Question

compute \(\dfrac{\partial x}{\partial u}\) , \(\dfrac{\partial x}{\partial v}\), \(\dfrac{\partial y}{\partial u}\), \(\dfrac{\partial y}{\partial v }\)
if \(u(x,y) = x^2-y^2\) and \(v(x,y) = 2xy\)
please, help

Answer 1

I got it

Answer 2

Step1: Jacobian of f
\[Jf =\left[\begin{matrix}\dfrac{\partial u}{\partial x}&\dfrac{\partial u}{\partial y}\\\dfrac{\partial v}{\partial x}&\dfrac{\partial v}{\partial y}\end{matrix}\right]= \left[\begin{matrix}2x&-2y\\2y&2x\end{matrix}\right]\]

Answer 3

now \(det Jf= 4x^2 +4y^2\)

Answer 4

\((Jf)^{-} =\dfrac{1}{det Jf}(cofactor~~Jf)\) = \(\dfrac{1}{4x^2+4y^2}\left[\begin{matrix}2x&-2y\\-2y&-2x\end{matrix}\right]\)

Answer 5

this inverse is Jacobian of f inverse, that is
\[(Jf)^- =\left[\begin{matrix}\dfrac{\partial x}{\partial u}&\dfrac{\partial x}{\partial v}\\\dfrac{\partial y}{\partial u}&\dfrac{\partial y}{\partial v}\end{matrix}\right]\]

Answer 6

hence
\[(Jf)^- =\left[\begin{matrix}\dfrac{\partial x}{\partial u}&\dfrac{\partial x}{\partial v}\\\dfrac{\partial y}{\partial u}&\dfrac{\partial y}{\partial v}\end{matrix}\right]=\dfrac{1}{4x^2+4y^2}\left[\begin{matrix}2x&-2y\\-2y&-2x\end{matrix}\right]\]

Answer 7

Therefore:
\(\dfrac{\partial x}{\partial u}=\dfrac{2x}{4x^2+4y^2}\)
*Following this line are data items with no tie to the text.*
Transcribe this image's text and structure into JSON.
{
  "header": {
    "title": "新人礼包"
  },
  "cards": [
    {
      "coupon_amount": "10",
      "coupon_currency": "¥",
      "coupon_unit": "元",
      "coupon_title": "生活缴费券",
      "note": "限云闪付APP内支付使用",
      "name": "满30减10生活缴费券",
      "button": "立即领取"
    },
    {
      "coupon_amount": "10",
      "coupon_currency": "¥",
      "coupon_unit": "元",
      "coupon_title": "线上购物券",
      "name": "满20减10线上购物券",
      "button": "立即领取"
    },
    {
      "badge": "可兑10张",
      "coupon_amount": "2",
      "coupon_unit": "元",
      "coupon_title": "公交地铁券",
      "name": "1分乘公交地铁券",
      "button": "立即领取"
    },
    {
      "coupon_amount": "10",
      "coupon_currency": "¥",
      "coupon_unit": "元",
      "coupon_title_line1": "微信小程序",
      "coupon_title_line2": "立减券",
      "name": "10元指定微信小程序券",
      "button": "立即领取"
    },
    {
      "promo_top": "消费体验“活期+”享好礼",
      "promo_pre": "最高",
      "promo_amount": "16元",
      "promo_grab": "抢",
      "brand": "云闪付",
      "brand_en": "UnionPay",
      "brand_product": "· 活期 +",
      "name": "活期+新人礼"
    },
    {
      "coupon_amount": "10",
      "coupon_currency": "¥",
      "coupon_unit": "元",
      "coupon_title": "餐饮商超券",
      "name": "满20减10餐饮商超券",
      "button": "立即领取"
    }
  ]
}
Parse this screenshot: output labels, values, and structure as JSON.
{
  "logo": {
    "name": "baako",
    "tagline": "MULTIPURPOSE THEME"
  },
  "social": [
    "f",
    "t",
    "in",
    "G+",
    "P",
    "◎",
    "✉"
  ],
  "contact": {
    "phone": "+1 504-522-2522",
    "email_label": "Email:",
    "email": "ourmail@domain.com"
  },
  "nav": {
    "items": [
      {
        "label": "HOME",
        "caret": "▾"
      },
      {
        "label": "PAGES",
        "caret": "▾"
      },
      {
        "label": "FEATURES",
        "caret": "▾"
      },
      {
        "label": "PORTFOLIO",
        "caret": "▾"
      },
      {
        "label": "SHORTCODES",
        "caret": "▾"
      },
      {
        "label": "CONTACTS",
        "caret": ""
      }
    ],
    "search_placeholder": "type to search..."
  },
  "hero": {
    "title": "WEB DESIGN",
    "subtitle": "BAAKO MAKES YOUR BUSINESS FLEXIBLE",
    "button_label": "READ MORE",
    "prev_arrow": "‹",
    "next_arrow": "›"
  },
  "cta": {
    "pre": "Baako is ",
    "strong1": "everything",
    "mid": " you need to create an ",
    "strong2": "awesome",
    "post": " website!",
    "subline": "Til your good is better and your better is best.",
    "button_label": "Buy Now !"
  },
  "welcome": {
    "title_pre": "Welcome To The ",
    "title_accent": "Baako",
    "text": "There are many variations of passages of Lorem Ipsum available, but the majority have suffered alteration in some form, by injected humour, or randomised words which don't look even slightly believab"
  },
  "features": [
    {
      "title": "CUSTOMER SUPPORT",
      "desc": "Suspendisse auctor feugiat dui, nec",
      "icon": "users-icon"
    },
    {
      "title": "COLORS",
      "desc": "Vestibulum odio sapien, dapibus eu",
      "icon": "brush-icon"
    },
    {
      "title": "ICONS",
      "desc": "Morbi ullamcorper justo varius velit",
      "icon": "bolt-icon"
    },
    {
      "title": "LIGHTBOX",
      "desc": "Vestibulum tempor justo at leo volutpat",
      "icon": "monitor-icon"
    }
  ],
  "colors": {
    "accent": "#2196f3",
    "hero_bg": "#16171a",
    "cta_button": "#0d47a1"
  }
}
\(\dfrac{\partial x}{\partial v}=\dfrac{-2y}{4x^2+4y^2}\)

\(\dfrac{\partial y}{\partial u}=\dfrac{-2y}{4x^2+4y^2}\)

\(\dfrac{\partial y}{\partial v}=\dfrac{-2x}{4x^2+4y^2}\)

Answer 8

Lalala... life is beautiful. Math is beautiful.